There is a song on the album called “Crackpot History and the Right to Lie”.
The song generally is about his feelings about fame and how in Britain people love to knock you down when you’re on top. But there is a line in the song I just don’t get.
That line in the song is: Pumping is a splendid gift, I hope that you will catch my drift Some like pumping in the lift, just like the Scottish tongs
My first guess is it’s talking about having sex in an elevator.
But what/who the hell are the Scottish Tongs?
The only thing I could come up with is a street gang named Real Calton Tongs in Glasgow, Scotland. But what do they have to do with pumping in a lift?
" Tongland is a local nickname for the area of Calton, Glasgow controlled in the 1960s by a violent Scottish teenage gang called the Real Calton Tongs.
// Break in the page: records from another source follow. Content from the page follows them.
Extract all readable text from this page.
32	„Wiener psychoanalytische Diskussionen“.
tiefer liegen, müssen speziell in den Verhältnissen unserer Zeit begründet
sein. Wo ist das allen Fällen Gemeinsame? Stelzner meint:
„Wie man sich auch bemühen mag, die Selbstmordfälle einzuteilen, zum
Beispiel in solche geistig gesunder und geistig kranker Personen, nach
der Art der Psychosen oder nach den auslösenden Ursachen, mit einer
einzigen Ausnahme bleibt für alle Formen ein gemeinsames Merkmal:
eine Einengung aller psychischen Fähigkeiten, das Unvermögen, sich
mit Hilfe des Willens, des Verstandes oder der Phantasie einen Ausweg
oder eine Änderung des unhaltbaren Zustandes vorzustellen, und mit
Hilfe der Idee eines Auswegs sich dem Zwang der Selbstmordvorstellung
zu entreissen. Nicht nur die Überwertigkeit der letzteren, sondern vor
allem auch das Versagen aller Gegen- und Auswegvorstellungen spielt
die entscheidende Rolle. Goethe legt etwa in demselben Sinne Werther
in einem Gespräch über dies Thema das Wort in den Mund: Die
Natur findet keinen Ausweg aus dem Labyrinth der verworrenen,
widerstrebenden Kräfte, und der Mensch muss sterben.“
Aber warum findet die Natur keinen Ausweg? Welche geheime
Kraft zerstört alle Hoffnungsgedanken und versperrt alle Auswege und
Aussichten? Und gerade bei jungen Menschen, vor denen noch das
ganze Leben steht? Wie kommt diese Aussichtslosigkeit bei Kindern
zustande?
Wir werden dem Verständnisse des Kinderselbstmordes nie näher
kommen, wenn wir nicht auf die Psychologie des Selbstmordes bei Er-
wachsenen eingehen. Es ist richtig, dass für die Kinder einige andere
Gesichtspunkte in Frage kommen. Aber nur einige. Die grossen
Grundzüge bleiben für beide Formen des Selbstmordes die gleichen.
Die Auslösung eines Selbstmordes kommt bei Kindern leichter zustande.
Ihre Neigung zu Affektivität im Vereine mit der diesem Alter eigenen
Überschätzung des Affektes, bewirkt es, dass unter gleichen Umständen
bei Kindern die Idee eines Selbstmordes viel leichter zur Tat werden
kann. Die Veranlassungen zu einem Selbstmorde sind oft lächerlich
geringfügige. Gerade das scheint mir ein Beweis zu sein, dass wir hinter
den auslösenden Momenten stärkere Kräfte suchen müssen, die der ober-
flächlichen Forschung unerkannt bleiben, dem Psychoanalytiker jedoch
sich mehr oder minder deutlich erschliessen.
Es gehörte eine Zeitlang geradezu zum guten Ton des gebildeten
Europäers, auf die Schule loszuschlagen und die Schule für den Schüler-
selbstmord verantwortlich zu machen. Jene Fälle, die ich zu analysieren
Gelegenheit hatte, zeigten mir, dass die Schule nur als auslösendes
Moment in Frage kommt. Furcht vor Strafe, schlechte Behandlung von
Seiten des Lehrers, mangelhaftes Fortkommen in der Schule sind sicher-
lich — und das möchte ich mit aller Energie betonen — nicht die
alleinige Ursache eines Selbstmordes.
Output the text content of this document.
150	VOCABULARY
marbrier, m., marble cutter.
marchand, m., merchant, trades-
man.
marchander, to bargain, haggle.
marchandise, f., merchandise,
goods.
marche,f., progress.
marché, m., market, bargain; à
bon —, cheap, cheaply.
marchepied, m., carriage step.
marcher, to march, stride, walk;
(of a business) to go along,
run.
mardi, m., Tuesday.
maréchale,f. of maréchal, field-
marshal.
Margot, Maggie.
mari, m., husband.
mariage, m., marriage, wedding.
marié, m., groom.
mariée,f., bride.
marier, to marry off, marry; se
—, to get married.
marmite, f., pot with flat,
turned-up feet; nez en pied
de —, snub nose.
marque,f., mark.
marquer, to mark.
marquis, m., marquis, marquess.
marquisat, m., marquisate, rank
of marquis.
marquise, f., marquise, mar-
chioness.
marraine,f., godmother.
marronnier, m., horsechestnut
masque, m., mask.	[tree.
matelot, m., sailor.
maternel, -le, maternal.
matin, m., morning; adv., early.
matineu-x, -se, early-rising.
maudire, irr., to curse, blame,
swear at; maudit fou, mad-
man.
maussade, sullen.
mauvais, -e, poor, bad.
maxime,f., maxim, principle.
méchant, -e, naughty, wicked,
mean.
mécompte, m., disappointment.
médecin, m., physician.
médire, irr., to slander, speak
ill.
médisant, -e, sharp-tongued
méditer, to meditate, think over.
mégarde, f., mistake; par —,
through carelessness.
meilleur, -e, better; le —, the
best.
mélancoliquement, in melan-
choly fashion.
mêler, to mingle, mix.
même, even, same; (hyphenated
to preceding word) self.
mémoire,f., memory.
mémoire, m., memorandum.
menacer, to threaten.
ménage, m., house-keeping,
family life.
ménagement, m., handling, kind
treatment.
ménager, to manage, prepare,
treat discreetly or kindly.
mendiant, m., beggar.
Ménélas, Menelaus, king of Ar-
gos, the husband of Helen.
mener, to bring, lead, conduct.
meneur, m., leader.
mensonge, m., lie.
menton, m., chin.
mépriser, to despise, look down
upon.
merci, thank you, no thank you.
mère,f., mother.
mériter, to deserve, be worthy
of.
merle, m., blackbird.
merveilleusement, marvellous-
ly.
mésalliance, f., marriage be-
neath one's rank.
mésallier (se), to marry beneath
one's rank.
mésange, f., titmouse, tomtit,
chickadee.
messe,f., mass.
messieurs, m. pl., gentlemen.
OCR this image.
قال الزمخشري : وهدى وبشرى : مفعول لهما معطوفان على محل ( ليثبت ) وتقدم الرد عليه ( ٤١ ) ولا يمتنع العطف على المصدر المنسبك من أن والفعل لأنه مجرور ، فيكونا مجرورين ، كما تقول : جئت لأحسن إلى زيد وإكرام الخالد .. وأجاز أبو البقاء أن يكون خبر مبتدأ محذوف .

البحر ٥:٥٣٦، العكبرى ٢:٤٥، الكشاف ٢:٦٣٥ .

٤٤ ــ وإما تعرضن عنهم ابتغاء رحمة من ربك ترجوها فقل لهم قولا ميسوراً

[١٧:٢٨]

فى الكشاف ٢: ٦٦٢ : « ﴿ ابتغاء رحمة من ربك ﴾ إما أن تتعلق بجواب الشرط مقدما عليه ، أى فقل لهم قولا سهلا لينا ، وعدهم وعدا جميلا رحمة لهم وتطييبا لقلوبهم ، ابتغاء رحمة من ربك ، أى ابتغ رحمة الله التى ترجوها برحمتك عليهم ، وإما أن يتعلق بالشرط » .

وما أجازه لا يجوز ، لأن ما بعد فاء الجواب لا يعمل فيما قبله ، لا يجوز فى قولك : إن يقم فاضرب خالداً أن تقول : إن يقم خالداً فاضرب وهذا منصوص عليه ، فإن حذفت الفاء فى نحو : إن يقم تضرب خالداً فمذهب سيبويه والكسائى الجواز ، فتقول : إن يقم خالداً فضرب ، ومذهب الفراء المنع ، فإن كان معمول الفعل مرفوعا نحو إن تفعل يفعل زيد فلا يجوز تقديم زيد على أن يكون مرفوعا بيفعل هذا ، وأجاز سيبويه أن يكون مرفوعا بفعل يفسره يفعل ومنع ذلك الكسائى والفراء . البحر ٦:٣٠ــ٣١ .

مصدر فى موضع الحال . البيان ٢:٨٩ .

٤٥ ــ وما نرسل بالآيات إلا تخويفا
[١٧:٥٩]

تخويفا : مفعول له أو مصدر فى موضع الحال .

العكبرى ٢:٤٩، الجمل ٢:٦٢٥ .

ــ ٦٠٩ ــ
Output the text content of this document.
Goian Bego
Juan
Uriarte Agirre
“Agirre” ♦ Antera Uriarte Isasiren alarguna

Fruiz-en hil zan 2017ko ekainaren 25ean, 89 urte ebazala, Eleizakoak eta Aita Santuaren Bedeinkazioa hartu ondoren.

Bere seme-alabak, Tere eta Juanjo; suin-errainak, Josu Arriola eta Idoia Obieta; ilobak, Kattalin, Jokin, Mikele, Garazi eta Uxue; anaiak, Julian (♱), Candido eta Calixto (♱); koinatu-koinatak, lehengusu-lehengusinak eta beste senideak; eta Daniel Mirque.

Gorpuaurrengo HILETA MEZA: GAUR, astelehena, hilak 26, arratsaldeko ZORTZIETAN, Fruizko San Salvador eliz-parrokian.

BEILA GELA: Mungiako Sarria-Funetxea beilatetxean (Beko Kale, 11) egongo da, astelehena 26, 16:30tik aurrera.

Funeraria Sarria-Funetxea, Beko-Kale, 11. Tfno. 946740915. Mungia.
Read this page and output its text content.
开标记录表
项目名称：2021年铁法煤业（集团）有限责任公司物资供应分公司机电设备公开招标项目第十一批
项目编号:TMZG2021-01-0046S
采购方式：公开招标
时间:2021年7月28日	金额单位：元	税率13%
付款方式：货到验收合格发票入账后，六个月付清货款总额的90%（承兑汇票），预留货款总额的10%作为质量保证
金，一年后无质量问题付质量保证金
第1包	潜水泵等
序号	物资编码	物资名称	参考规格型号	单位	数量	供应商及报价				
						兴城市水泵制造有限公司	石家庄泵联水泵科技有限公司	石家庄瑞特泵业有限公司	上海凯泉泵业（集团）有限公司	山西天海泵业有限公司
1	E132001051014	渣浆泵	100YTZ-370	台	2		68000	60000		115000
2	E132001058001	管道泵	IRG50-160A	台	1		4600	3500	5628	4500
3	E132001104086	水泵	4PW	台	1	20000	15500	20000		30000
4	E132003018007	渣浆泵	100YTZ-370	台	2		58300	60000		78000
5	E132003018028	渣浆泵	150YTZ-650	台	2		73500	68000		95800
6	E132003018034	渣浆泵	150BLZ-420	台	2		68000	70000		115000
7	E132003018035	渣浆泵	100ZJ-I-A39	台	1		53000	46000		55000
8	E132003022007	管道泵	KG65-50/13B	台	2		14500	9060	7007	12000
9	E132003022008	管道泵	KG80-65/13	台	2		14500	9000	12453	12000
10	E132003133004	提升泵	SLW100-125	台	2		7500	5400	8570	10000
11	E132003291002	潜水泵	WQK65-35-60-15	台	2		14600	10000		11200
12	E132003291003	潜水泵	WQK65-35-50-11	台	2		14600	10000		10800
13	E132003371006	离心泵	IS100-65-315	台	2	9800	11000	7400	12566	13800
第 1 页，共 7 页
The Tongs financed themselves using a protection racket, levying money on shops within their territory, and they marked that territory out in graffiti with their slogan “Tongs Ya Bass”."
So I’m guessing that those thugs like farting on elevators just to torture whatever unfortunates happen to be riding with them.
I’m British but don’t recognise the expression Scottish Tongs.
However, as a guess, ‘pumping’ can mean farting and Adam Ant was from London where they like rhyming slang. So possibly ‘Scottish Tongs’ is being used as slang for pongs?
Hence in a song criticising some people (in the music business) as being simply nasty people he’s observing: Some people like farting in a confined space because some people like the smell.
I suspect that, like most song lyrics, it means nothing.
Just a bunch of random words put together to rhyme and scan and sound
pretentious.
But that’s just imho.
Nah. The entire album (except for the cover of a Doors song) is peppered with lyrics geared towards people he was pissed at for disrespecting himself and his former bandmates, including industry insiders and even the general public at large. The lyrics on this song mean something. I just don’t know what. It’s been bugging me for over 40 years.
The entire album minus one song is commentary of like topics. “Goody Two Shoes” was about how people turned on him because he left the Ants because they were doing drugs. “Here Comes the Grump” was about fame being fleeting, “Friend or Foe” was about how he found out who his real friends were when he got famous, and so on. Every song had a real life meaning that was personal and specific to him. It was quite clever.
Which compounds the mystery of the Scottish Tongs lyrics.
Very immature males will often vie with one another to make the longest and loudest ones. "“Splendid gift” may be a sarcastic reference who to those who are very adept at doing so.